27 февраля 2013 года в кинотеатре «Спартак» был показан фильм-спектакль по пьесе Уильяма Шекспира «Тимон Афинский». Подобные показы, как правило, не вписываются в традиционную структуру российского кинопроката, как и во всём мире, ориентированного, прежде всего, на молодёжную аудиторию с такими практически непременными её атрибутами, как Coca-Cola и попкорн. Тем отрадней тот факт, что в Воронеже в рамках проката в отдельно взятом кинотеатре проходит всё больше мероприятий, стремящихся привлечь качественно иную аудиторию.
Надо сказать, что эта аудитория охотно откликается на попытки кинотеатра выстроить новые формы диалога. Иллюстрацией данного тезиса является довольно неплохая заполненность кинозала, учитывая устойчивую ассоциацию самого Шекспира с чем-то древним, ветхим, совершенно вышедшим из моды, вернее, никогда этой моде не соответствующим. Хотя большая часть публики представляла собой людей среднего возраста, видимо, привыкших посещать театры, было и некоторое количество молодёжи, среди которой нашлись единицы с едой и напитками. Без сопровождения этих атрибутов, видимо, просмотр любого кино, пусть и связанного с фамилией Шекспир, представляется им невыносимым.

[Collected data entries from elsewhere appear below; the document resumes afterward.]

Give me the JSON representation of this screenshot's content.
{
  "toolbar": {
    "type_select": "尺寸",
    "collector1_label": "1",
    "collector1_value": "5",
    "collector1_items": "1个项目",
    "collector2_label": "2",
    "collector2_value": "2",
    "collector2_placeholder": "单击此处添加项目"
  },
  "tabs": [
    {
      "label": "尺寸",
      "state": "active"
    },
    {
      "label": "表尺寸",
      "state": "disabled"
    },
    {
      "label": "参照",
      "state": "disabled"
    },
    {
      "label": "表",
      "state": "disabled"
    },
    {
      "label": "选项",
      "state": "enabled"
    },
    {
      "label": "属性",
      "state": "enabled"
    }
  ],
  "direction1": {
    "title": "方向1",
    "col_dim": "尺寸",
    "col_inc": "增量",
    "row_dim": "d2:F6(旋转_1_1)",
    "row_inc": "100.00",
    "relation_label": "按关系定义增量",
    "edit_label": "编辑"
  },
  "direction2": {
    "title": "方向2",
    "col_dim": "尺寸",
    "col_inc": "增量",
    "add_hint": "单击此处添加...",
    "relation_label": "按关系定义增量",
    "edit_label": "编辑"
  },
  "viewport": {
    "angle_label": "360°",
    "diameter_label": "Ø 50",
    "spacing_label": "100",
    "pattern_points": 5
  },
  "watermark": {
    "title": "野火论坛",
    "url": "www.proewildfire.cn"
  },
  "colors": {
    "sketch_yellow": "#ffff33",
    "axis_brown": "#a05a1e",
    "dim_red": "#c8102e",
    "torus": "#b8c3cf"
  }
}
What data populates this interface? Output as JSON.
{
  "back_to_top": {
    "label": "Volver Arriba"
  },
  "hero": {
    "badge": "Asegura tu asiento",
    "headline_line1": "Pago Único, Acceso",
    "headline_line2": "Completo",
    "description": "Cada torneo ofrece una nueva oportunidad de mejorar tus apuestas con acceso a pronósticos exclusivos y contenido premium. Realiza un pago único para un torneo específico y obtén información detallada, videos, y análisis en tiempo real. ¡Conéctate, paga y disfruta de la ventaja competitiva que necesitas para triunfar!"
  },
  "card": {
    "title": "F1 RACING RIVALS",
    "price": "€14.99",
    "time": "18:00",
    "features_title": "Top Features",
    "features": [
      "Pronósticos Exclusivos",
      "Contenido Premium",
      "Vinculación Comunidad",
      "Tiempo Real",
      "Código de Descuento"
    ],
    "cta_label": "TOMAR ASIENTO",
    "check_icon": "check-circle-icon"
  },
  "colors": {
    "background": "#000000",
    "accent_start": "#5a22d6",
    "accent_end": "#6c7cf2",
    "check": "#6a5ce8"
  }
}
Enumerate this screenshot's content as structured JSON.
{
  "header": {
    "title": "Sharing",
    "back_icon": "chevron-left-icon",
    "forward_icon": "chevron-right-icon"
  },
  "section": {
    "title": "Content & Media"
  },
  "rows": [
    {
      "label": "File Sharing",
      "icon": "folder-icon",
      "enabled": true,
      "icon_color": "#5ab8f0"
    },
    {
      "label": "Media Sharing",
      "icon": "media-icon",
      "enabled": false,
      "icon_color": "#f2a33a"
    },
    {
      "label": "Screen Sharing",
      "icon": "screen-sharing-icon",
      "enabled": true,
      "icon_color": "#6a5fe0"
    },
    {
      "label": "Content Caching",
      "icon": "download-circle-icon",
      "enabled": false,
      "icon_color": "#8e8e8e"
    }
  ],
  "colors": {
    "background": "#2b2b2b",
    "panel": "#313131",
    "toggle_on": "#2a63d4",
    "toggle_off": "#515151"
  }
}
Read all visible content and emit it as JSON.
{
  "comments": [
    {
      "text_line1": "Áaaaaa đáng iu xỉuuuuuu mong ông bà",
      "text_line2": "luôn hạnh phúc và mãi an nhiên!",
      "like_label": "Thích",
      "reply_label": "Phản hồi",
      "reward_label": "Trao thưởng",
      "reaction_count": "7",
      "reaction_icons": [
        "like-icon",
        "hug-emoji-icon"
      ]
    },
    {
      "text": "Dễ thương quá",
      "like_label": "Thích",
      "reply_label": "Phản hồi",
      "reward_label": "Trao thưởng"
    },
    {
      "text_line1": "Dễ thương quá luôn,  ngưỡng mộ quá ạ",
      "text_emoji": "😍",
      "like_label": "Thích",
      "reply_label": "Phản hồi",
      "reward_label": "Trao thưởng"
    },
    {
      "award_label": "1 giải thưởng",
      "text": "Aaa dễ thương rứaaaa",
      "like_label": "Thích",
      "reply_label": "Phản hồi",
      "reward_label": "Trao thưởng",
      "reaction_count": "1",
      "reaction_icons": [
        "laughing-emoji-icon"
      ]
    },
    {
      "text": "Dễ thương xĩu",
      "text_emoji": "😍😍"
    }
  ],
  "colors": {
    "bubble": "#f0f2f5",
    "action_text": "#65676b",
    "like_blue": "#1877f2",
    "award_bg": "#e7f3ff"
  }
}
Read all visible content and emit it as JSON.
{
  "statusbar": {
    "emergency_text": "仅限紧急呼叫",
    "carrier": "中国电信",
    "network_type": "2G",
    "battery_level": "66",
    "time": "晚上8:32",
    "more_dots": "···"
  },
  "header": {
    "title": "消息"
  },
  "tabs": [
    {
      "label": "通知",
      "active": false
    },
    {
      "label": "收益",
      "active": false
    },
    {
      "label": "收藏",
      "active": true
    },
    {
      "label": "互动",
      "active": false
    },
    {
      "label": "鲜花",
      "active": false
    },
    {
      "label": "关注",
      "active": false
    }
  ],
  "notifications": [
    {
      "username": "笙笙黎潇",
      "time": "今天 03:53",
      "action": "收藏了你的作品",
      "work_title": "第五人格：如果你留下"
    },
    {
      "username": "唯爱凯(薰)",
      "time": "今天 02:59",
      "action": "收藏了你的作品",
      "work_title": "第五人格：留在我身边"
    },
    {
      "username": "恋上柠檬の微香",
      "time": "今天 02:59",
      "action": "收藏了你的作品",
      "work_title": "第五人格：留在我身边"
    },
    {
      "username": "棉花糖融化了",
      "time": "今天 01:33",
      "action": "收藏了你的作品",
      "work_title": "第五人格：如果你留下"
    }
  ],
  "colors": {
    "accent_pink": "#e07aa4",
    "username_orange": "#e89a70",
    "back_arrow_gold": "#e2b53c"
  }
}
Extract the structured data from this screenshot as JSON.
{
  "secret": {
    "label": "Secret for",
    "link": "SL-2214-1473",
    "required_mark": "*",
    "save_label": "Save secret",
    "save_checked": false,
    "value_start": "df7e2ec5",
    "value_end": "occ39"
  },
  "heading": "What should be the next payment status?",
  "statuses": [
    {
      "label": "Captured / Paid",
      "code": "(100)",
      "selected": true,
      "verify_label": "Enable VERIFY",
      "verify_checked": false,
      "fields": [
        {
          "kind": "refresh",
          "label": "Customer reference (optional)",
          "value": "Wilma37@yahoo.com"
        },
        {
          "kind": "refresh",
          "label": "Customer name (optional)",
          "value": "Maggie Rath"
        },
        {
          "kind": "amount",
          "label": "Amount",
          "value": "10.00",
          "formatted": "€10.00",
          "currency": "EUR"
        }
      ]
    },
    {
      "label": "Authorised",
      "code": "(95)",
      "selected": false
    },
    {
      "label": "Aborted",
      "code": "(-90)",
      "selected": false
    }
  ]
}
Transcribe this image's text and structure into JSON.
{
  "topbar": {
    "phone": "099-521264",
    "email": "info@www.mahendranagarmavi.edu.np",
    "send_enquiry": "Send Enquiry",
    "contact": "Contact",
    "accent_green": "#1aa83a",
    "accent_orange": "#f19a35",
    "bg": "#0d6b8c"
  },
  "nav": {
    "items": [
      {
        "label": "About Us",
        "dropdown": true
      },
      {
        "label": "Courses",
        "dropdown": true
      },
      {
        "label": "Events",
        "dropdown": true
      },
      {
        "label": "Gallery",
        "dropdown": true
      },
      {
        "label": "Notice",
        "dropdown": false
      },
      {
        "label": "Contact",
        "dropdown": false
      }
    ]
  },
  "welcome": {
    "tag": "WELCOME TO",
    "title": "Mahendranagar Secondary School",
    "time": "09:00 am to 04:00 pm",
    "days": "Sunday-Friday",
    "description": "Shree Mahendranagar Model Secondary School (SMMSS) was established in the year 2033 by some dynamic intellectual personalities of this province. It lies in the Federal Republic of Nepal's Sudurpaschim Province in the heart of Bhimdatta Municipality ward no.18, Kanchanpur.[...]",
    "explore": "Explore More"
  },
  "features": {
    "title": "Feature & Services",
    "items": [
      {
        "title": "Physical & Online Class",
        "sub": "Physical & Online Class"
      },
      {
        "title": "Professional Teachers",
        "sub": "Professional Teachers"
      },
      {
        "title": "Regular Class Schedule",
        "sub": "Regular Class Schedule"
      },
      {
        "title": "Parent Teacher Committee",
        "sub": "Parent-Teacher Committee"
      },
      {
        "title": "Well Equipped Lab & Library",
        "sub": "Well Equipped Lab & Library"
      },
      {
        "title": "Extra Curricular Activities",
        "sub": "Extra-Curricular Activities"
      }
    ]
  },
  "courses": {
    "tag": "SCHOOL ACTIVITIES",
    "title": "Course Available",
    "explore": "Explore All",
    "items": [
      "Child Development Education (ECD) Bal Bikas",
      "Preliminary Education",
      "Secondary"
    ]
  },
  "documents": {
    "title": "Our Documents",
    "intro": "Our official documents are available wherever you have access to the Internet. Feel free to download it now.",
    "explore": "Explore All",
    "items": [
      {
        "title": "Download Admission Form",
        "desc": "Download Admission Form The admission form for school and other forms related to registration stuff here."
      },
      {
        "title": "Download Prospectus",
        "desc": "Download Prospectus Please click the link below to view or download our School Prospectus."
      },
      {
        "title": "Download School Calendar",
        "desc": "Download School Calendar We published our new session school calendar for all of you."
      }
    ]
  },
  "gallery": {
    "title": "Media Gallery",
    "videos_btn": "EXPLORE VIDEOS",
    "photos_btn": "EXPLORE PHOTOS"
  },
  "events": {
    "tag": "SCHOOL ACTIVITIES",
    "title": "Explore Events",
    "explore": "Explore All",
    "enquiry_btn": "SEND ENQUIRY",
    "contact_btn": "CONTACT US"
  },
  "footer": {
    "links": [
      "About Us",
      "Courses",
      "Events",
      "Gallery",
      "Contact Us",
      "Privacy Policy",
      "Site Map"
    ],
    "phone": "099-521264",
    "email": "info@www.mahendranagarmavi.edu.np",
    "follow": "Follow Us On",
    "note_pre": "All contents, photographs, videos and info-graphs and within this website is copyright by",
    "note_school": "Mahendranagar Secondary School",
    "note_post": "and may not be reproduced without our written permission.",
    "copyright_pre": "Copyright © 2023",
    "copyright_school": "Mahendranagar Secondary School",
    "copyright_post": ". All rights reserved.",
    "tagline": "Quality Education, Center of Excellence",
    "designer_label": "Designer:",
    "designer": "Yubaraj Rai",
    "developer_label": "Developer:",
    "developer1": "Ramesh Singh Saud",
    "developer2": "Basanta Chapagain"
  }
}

Постановка «Тимон Афинский» Николаса Хитнера оказалась традиционной интерпретацией шекспировской пьесы (кстати, ряд исследователей считает, что пьеса не полностью написана Шекспиром, отмечая некоторые несвойственные перу Великого Барда фрагменты) — персонажи произносят канонический текст, пусть и немного укороченный, герои выряжены в современные одежды, а действие перенесено в Лондон наших дней.
Поэтому постановку Королевского Национального театра Великобритании не стоит рассматривать в рамках постмодернистского дискурса или даже в приближении к нему. Нет, перед нами вполне традиционная пьеса, что подчёркивается архаичностью используемого в ней английского языка, на котором изъясняются персонажи. Скорее, решение одеть действующих лиц в современную одежду продиктовано театральной традицией, подразумевающей, что приметы времени могут не соответствовать времени действия пьесы (так, и во времена Шекспира пьесы на античные сюжеты ставились в декорациях XVII века), однако при условности театра, как рода искусства вообще, такие детали перестают быть важными.
Здесь можно было бы вставить одно существенное «но»: по всем предматчевым раскладам получалось, что постановка должна обладать сатирической направленностью на современное капиталистическое общество, ведь недаром Тимон превращается в преуспевающего финансиста, а идеей, старательно выдвигаемой Николасом Хитнером из текста оригинальной пьесы на первый план, является «жизнь в долг». Ближе к финалу постановки на сцене появляются юнцы, кажущиеся срисованными, скорее, не с персонажей «Occupy Wall Street», что было бы понятно, учитывая схожие роли Афин в Древней Греции и США-Великобритании сейчас, а с ребят из тех же самых Афин, но современных, упоенно жгущих машины и закидывающих полицейских бутылками и камнями, более того, становящихся самой властью вследствие глубокого экономического кризиса в Греции.
Однако все эти костыли не помогают постановке стать современной. Тимон роется в помойке, но не становится похожим на английского нищего, он плоть от плоти древний грек — Диоген, без устали разглагольствующий и презирающий людей. В тексте пьесы присутствует и другой персонаж подобного склада — «Алемант, язвительный философ», в первой части постановки призванный оттенять филантропствующего Тимона и окружающее его льстивое общество. По сравнению с текстом Шекспира персонажи не осовремениваются, они выглядят так же архаично и неуместно, как Иван Васильевич в царском облачении, поднимающийся в лифте эпохи развитого социализма.
Сильной стороной постановки является игра актёров, хотя, учитывая то, что Королевский Национальный театр — один из ведущих в Британии, было бы странно ожидать иное. При просмотре постановки выявляется и другая характерная черта, свойственная фильмам-спектаклям, показываемым в рамках проекта National Theatre Live — они очень хорошо сняты: кажется, что смотришь не спектакль в Лондоне, а полноценный арт-фильм. Так, ближе к концу «Тимона Афинского» даже и подобная форма киноискусства кажется недостаточно точной для сравнения, последние кадры спектакля воскрешают в памяти эстетику высокобюджетного видеоклипа, фрагментарно чередующего забвение и пробуждение.
Финал не отступает от общей канвы постановки Николаса Хитнера, а значит: «Timon is dead. Long life Timon». Всё, как завещал дедушка Шекспир.